Scripture reading – Psalm 44
The author of Psalm 44 is not given; however, the circumstances of its writing are without question a time of trials and troubles. The scribe of the psalm certainly had a knowledge of history (44:1-3), and in its verses recalled with fondness the stories the ancients had passed down to him by word of mouth, and written history.
Glory Past (44:1-8)
The psalmist writes, “We have heard with our ears, O God, our fathers have told us, what work [acts; deeds] thou [God] didst in their days, in the times of old [ancient times]. 2 How thou [the LORD] didst drive out the heathen [nations] with thy hand [power], and plantedst [struck] them; how thou didst afflict [hurt; afflict] the people [nations], and cast them out. 3 For they [the people of Israel] got not the land [Canaan; the Promised Land] in possession by their own sword, neither did their own arm [might; strength] save [deliver; preserve] them: but thy right hand [typically the stronger hand], and thine arm [might; strength], and the light of thy countenance [face; presence], because thou hadst a favour [took pleasure] unto them.”
The opening verses of Psalm 44 should give parents and grandparents pause to ask themselves, “What have I taught my children?” Can your children recite Bible stories, and recall God’s works and providences? Have you shared your faith with them and relationship with Jesus Christ? Are you teaching spiritual truths?
It is not enough to know history, for the sons and daughters of every generation must come to know the LORD personally. The psalmist knew the testimony of the LORD in history past, but he also asserted his personal faith in the LORD (44:4-8). He wrote, “I will not trust [be confident] in my bow [strength of the bow], neither shall my sword save me. 7 But thou [LORD] hast saved [delivered] us from our enemies, and hast put them to shame [confounded; confused] that hated us. 8 In God we boast [glory; praise; celebrate] all the day long [continually], and praise [confess; give thanks] thy name [fame; renown; reputation] for ever [perpetual; everlasting]. Selah.”
Faded Glory (44:9-16)
The psalmist had faith that God was able to deliver Israel out of her present troubles, but that did not keep him from objecting that he felt God had forsaken them (44:9). He rehearsed with the LORD how he felt abandoned, Israel had suffered defeat, and fallen victim to an enemy that scorned, and derided them (44:10-16).
A Protest of Fidelity (44:17-21)
The psalmist was cast down, and heavy-hearted, and reasoned with God that he and Israel had not forgotten the LORD, nor broken covenant with Him (44:17).
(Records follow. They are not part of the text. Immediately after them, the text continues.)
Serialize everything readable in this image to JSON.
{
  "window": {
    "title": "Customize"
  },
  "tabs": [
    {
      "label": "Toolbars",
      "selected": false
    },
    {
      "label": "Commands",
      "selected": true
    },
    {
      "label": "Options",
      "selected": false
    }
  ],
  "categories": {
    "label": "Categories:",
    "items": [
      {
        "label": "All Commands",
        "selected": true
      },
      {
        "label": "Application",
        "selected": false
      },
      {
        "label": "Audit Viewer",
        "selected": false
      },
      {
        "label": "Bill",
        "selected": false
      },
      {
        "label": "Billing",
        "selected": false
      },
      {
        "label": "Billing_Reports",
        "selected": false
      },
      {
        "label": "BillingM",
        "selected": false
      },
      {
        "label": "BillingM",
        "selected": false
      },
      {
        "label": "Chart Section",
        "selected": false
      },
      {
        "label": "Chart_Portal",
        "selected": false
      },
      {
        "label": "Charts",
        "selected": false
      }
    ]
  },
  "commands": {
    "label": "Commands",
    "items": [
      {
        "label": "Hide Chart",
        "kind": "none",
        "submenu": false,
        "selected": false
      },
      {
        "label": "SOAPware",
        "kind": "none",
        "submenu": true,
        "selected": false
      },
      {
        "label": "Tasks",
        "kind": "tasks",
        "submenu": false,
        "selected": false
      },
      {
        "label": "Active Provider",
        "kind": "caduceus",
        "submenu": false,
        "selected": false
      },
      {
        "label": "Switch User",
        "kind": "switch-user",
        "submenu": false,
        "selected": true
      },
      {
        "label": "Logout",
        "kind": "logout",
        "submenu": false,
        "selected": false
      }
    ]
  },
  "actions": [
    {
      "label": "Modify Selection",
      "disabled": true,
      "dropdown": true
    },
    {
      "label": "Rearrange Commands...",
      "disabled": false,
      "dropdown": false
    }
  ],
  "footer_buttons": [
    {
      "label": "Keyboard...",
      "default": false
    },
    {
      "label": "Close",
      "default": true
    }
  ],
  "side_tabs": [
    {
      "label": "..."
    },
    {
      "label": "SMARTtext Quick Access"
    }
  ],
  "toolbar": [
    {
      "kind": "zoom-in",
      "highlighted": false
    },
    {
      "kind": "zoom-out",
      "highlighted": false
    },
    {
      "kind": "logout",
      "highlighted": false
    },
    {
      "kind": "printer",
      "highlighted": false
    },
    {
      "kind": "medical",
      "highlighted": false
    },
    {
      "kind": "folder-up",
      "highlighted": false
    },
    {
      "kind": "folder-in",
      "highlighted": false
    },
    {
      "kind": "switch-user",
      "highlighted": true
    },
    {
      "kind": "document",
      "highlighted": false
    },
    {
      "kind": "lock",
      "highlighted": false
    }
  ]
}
He moaned that the people had not backslidden (44:18), and reasoned, “21Shall not God search this out? For he knoweth the secrets of the heart” (44:21).
A Petition for Grace (44:22-26)
Where do you turn when you feel there is no place to turn?
Israel was facing overwhelming sorrows, and an enemy that “counted [them] as sheep for the slaughter” (44:22). The author recalled the glories of Israel’s past (44:1-3), and the testimonies of how the LORD had gone before His people and given them victories (44:4-8), and he longed to see the same in his day. He prayed as though God were asleep, and had forgotten to guard and keep watch over Israel: “23Awake, why sleepest thou, O Lord? Arise, cast us not off for ever, 24Wherefore hidest thou thy face, And forgettest our affliction and our oppression?” (44:23-24).
Desperate and longing for help, the psalmist acknowledged he had come to a low place. He confessed, “Our soul is bowed down to the dust: Our belly cleaveth unto the earth” (44:25). He called on the LORD for help, not based on his own merit, but in light of the mercies of the LORD: “Arise for our help, and redeem us for thy mercies’ sake”(44:26).
Closing thoughts: I close inviting you to become a student of God’s Word, and human history! As an American, I know the founding fathers of this nation were not perfect; however, they were conscious that a Sovereign God was directing the course of history. In his farewell letter to the governors of the thirteen states, George Washington, the first president of the United States, wrote the following prayer:
“Almighty God; We make our earnest prayer that Thou wilt keep the United States in Thy Holy protection; and Thou wilt incline the hearts of the Citizens to cultivate a spirit of subordination and obedience to Government; and entertain a brotherly affection and love for one another…that Thou wilt most graciously be pleased to dispose us all to do justice, to love mercy, and to demean ourselves with that Charity, humility, and pacific temper of mind which were the Characteristics of the Divine Author of our blessed Religion, and without a humble imitation of whose example in these things we can never hope to be a happy nation. Grant our supplication, we beseech Thee, through Jesus Christ our Lord. Amen.”
Oh, that the LORD would raise up men of integrity, and godly character to lead our nation once again.